The People’s Bank of China announced that practically all digital asset business has to cease and has been deemed illegal. This has cut off the pipeline of international cryptocurrency exchange between China and the rest of the world. Investors trying to exchange currency abroad through China could be penalized.

Because a lot of the government regulatory action has happened piecemeal, it is very difficult for investors to determine when the cutoff date is. The Bitcoin mining ban took months to take full effect, and it is difficult to say at this point how long it will take for digital markets to close off entirely throughout all of China. It is clear, however, that it is becoming more difficult to find ways to cash out cryptocurrency and exchange it for something else.

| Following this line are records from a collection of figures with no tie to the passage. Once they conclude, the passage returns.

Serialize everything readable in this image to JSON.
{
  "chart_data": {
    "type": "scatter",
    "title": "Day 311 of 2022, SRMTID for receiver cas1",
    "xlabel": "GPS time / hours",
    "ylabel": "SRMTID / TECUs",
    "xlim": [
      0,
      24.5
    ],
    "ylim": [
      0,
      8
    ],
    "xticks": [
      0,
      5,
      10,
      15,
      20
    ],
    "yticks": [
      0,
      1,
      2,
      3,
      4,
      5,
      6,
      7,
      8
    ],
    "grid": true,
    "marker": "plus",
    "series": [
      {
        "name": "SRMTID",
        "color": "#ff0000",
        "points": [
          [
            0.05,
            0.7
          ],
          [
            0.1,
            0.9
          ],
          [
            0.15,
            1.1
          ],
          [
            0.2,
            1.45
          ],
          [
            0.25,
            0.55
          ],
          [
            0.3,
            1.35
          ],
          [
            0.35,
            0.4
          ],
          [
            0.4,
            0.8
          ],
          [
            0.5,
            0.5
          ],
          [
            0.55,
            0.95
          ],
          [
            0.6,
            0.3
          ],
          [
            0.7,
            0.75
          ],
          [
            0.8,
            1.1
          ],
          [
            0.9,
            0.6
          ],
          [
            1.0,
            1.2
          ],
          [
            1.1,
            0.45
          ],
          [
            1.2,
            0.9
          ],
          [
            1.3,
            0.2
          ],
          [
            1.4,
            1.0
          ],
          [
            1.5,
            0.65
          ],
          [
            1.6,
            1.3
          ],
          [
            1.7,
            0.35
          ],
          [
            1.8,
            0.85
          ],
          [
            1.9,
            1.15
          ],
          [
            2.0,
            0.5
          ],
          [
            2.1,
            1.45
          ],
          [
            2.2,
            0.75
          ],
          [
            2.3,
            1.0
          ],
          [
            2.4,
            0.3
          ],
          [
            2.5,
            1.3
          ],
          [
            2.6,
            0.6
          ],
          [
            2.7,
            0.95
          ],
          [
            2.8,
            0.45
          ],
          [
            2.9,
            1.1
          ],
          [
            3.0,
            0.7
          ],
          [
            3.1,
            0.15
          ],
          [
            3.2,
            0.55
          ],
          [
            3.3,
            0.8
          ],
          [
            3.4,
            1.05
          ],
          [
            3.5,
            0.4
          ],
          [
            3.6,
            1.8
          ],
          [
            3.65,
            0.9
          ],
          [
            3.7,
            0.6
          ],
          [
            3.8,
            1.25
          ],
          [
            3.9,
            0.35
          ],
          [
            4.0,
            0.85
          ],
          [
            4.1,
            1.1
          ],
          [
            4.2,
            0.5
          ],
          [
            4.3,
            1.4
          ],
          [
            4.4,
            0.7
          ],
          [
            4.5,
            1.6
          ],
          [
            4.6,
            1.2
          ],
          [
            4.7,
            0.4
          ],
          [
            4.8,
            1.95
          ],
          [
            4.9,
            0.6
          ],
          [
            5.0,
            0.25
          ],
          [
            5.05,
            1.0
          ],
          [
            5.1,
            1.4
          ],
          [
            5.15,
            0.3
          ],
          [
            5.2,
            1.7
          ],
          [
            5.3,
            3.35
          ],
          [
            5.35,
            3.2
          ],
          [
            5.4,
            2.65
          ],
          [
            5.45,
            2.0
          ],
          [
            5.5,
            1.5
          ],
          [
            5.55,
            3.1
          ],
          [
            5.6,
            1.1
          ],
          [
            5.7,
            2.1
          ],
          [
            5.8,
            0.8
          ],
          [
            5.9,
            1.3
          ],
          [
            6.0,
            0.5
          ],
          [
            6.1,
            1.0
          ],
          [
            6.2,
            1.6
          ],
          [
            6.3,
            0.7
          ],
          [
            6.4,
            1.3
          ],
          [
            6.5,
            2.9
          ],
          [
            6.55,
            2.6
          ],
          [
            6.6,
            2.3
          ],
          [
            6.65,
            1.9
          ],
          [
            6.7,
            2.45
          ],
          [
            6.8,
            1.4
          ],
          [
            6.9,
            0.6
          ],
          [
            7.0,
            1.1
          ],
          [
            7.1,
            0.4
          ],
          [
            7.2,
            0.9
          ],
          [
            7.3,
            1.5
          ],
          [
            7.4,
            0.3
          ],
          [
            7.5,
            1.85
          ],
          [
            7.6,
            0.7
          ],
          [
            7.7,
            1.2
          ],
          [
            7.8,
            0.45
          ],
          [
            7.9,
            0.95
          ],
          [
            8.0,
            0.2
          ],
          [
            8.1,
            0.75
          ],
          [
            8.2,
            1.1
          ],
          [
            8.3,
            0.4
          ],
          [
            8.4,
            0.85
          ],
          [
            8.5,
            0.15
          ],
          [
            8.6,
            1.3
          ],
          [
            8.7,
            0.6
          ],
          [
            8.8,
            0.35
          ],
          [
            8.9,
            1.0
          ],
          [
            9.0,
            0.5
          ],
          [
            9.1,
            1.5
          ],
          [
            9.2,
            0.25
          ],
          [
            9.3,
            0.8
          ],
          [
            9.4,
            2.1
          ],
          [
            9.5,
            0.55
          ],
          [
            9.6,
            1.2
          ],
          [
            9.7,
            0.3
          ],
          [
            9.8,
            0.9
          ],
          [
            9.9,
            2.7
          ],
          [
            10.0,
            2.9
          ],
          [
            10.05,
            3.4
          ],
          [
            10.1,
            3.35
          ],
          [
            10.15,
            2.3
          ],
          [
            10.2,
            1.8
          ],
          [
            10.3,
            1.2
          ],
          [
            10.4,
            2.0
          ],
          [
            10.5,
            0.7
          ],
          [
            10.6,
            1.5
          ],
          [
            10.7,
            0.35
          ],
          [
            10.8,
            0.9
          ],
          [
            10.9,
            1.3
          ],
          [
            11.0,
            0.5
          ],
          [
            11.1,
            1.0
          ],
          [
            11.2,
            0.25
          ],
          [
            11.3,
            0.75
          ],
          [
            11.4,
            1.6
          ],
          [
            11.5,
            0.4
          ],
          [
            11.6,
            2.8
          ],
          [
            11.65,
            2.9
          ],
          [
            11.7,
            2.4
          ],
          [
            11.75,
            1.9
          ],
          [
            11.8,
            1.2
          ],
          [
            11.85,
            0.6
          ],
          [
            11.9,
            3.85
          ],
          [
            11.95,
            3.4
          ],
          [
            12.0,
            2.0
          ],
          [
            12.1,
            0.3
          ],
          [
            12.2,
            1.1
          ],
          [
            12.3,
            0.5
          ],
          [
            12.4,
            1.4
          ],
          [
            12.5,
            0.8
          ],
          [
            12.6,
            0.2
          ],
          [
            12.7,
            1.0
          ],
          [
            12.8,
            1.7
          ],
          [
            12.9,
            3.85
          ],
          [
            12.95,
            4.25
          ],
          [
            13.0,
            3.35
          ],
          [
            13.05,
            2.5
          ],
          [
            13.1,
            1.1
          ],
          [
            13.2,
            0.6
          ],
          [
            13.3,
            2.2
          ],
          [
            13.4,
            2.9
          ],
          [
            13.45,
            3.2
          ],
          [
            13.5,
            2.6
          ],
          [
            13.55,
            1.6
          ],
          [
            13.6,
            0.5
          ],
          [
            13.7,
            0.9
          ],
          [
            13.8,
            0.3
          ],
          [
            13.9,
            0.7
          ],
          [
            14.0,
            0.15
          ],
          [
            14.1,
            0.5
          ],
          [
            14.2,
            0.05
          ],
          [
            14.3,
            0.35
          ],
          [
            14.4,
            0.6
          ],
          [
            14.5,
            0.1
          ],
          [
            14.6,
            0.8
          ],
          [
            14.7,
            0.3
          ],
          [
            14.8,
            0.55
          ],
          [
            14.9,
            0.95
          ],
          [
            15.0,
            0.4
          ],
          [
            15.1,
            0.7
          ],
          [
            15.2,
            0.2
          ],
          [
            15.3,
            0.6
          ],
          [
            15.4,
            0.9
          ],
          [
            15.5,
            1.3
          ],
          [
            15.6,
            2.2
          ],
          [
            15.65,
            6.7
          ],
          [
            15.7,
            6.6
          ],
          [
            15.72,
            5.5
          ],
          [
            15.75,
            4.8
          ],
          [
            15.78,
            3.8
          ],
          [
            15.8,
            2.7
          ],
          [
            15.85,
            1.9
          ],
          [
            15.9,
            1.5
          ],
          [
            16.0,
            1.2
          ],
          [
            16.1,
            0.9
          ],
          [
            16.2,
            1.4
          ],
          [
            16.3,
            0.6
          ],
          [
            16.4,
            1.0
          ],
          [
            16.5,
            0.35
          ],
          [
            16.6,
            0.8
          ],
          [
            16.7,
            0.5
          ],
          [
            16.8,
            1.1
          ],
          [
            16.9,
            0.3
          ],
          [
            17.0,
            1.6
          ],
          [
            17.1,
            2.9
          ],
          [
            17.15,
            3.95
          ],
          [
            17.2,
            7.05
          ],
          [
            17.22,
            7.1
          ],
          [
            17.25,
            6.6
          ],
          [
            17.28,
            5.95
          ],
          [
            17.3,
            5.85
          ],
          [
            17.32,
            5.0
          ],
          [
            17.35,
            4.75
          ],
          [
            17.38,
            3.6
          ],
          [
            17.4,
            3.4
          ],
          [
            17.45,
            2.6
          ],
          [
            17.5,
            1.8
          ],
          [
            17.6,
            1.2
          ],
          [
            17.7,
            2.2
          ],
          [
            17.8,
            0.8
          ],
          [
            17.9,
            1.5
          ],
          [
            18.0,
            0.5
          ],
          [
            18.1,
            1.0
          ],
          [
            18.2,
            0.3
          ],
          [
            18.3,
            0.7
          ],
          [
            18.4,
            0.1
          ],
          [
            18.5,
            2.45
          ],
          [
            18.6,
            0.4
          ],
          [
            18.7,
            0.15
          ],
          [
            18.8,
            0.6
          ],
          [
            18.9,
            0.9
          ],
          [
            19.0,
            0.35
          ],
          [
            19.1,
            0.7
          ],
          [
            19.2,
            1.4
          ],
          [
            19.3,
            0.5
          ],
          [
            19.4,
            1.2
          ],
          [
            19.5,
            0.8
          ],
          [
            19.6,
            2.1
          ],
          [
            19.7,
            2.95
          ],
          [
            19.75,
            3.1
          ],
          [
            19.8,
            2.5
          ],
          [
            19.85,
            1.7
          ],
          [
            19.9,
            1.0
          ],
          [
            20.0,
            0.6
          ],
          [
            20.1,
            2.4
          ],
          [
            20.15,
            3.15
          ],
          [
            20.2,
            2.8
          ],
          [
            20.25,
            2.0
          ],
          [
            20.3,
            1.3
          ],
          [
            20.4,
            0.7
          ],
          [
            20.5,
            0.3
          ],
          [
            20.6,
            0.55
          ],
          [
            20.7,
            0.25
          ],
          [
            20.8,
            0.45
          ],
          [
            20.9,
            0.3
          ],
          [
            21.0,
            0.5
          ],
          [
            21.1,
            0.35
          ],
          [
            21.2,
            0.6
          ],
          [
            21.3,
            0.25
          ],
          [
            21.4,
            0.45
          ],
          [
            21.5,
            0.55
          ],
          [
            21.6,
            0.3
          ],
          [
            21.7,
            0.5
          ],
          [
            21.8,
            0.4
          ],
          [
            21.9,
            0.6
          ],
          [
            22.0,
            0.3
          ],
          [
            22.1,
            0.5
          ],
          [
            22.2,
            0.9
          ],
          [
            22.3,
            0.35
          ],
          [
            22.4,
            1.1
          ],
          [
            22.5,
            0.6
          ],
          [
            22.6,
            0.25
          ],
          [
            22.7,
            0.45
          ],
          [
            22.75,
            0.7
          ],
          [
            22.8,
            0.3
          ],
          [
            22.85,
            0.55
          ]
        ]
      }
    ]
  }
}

No one can say yet when crypto transactions will stop completely, though some speculate that the date of the People’s Bank notice is the official date. This is especially affecting listed companies, which are struggling to comply with the government’s regulations while retaining their account holdings. There has not been much clarity provided by the Chinese government since the initial announcement.

A Lack of Options

Chinese citizens have been using financial loopholes for years to invest outside the country and exchange currency through channels that are not approved officially. However, with the current crackdowns in government regulation, even that is becoming harder and harder to do. Virtual currencies were one of the most common ways investors would send money out of the country and receive money from abroad for their investments, but they would also use peer to peer options, M&A games, and more. The government is cracking down on all of that.